Sustainability and Performance are Correlated!


A.T. Kearney announced a particularly interesting founding in the report “Green Winners: The Performance of Sustainability-focused Companies in the Financial Crisis”. Companies focused on sustainability outperformed their competitors by 15% in average market capitalization. In order to determine this, the report looked at the 99 companies with the greatest Sustainability Index as defined by Goldman Sachs (I understand that this definition of sustainability-focused company is highly arguable).

Still, it is important to outline what all of these companies have in common. In all of them, sustainability goes beyond being just environmentally friendly. Relevant points are: they focus on long term strategies and not just on short term goals, they present strong and responsible corporate governance and they have risk-management practices.

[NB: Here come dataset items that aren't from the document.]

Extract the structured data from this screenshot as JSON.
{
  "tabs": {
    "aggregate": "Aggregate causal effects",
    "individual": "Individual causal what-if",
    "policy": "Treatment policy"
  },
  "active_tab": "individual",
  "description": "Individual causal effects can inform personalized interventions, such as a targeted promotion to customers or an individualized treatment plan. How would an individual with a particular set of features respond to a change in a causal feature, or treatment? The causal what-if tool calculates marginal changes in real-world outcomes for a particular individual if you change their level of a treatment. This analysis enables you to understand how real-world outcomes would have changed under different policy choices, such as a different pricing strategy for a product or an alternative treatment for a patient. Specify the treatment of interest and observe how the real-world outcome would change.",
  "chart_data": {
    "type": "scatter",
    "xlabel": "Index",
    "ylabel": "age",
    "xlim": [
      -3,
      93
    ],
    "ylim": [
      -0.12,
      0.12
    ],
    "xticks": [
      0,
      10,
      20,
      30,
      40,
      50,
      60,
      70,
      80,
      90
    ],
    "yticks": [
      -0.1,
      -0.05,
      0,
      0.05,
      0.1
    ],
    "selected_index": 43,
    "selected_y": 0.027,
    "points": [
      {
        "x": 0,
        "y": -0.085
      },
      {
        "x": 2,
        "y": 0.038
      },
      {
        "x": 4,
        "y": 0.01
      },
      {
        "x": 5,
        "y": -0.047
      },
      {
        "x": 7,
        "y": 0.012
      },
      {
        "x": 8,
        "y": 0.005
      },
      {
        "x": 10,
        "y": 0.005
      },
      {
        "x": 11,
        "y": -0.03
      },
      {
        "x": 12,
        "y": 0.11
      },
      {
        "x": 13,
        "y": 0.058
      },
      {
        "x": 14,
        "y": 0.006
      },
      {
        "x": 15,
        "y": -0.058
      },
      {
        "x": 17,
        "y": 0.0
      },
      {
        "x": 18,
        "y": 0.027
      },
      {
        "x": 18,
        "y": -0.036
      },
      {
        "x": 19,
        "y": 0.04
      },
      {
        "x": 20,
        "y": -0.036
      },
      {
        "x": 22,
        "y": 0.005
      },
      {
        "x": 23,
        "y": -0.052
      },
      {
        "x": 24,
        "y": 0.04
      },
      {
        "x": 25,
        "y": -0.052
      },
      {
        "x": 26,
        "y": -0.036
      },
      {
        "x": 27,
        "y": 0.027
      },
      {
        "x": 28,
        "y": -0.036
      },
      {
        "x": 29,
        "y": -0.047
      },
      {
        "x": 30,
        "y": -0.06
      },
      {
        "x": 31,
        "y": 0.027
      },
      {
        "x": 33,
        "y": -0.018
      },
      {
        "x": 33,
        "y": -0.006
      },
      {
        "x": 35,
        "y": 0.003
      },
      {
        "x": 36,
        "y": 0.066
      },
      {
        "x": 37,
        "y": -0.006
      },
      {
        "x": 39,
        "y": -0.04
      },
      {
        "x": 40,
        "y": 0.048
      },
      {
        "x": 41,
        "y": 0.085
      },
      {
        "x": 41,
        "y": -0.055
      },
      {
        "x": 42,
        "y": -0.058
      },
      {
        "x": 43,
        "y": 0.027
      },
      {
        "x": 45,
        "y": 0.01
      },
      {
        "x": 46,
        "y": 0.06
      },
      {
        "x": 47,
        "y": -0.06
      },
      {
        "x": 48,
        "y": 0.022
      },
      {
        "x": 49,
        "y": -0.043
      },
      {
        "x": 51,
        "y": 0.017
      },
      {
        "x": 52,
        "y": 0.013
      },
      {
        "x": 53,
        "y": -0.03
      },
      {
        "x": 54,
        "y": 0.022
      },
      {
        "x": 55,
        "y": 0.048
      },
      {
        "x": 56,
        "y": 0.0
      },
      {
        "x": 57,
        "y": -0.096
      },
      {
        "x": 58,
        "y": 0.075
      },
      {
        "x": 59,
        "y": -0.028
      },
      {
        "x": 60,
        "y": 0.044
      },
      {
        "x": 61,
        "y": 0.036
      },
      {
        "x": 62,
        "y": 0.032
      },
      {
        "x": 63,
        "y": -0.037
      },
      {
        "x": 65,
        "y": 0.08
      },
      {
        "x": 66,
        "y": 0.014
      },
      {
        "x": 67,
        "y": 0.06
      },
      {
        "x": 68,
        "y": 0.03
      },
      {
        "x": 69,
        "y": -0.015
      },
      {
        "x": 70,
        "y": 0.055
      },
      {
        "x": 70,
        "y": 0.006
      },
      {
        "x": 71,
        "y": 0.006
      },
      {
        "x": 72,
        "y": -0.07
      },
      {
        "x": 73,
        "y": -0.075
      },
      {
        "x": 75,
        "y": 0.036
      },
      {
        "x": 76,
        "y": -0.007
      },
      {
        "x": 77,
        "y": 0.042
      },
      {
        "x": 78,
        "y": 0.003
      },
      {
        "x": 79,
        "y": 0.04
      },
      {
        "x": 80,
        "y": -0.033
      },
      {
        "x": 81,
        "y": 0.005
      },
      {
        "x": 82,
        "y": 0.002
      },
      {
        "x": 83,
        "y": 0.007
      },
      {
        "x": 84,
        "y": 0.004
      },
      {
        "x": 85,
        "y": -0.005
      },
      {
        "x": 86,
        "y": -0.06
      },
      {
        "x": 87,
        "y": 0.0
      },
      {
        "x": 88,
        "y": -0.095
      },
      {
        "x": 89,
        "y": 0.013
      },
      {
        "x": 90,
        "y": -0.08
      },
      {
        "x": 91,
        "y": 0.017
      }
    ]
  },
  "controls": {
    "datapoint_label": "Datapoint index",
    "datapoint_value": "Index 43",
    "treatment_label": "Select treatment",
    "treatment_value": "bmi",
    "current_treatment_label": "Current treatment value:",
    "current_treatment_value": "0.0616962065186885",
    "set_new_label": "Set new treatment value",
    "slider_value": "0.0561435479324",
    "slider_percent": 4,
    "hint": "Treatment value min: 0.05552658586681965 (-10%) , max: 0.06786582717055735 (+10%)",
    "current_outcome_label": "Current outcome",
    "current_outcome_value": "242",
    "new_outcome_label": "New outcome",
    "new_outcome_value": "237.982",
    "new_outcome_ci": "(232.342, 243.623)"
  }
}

I want to focus a bit now (and probably in future posts) in the fact that these companies were trained in order to face crisis situations. This successful trend is not just a coincidence. Training managers to acquire rapid response skills, having a team working on possible scenarios and action plans associated to them are practices a sustainable company must have. A sustainable business is NOT one that isn’t modified by changes in the environment. Change is inevitable. But we can be prepared when the moment comes. You can’t change the direction of the wind, but you CAN modify the orientation of your sails!